Stefan Kämmerling hat eine erfreuliche Nachricht: Sein Haus an der Rathausstraße 39 ist nun tatsächlich von der Deutschen Glasfaser an die Datenautobahn angeschlossen worden. Damit ist eine seit dem Sommer währende Irrfahrt zu einem guten Ende gekommen. Fast jedenfalls. Denn: "Die Deutsche Glasfaser wäre nicht die Deutsche Glasfaser, wenn sie das Problem zufriedenstellend gelöst hätte", schreibt Stefan Kämmerling. Er meint die tiefe Narbe, die die Tiefbauer im Asphalt quer über die Rathausstraße zurückgelassen haben. "Fachmännisch und verantwortungsbewusst kann man das nicht nennen, wie das entstandene Loch in der Straße gefüllt worden ist - geschlossen kann man wirklich nicht sagen", so Kämmerling in einem Schreiben an die RP-Redaktion. "Schließlich reden wir hier über eine der Hauptverkehrsachsen in Alpen", so Kämmerling weiter. Er geht davon aus, dass er weiter "mit den Herrschaften" der Deutschen Glasfaser "in Korrespondenz treten" müsse. Damit hat der Alpener in den zurückliegenden Monaten schließlich reichlich Erfahrungen gesammelt.

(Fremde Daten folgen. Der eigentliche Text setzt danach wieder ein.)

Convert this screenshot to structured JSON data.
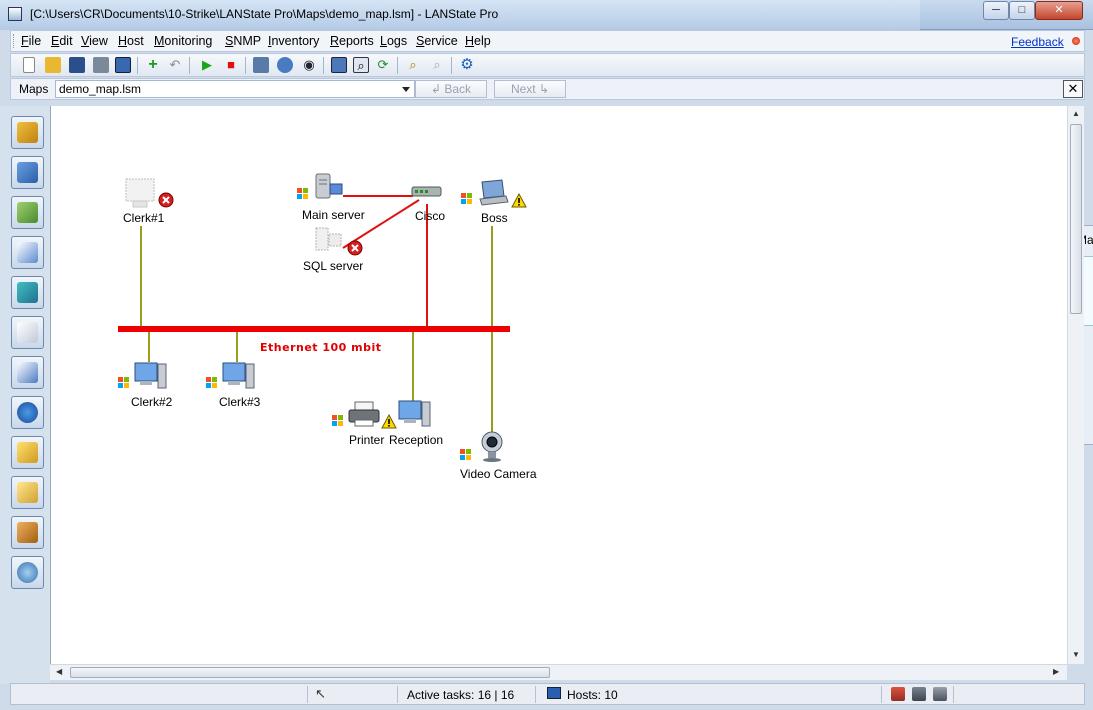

Wie ausführlich berichtet, hatte er seit Monaten immer wieder vergeblich versucht, wie seine Nachbarn auch an das neue Glasfasernetz angeschlossen zu werden. Doch die superschnelle Leitung ließ auf dem Abschnitt Fürst-Bentheim- und Haagstraße ewig auf sich warten.

Immer wieder waren Kämmerling Techniker angekündigt worden. Die kamen auch bisweilen, allerdings ohne Erfolg. Denn es lag kein Kabel in der Straße, folglich konnte sein Haus auch nicht angeschlossen werden. Die Kommunikation mit dem Kommunikationskonzern war blockiert. Schließlich gelang es der RP, eine Erklärung für die Serie von Pleiten, Pech und Pannen zu bekommen. Wegen bestehender Leitungen gebe es keine Freigabe für das übliche Bauverfahren, hieß es Ende Dezember. Anfang des neue Jahres solle das Problem gelöst sein. Ist es. Nur die hässliche Narbe im Asphalt zeugt noch von dem kommunikativen Ärgernis.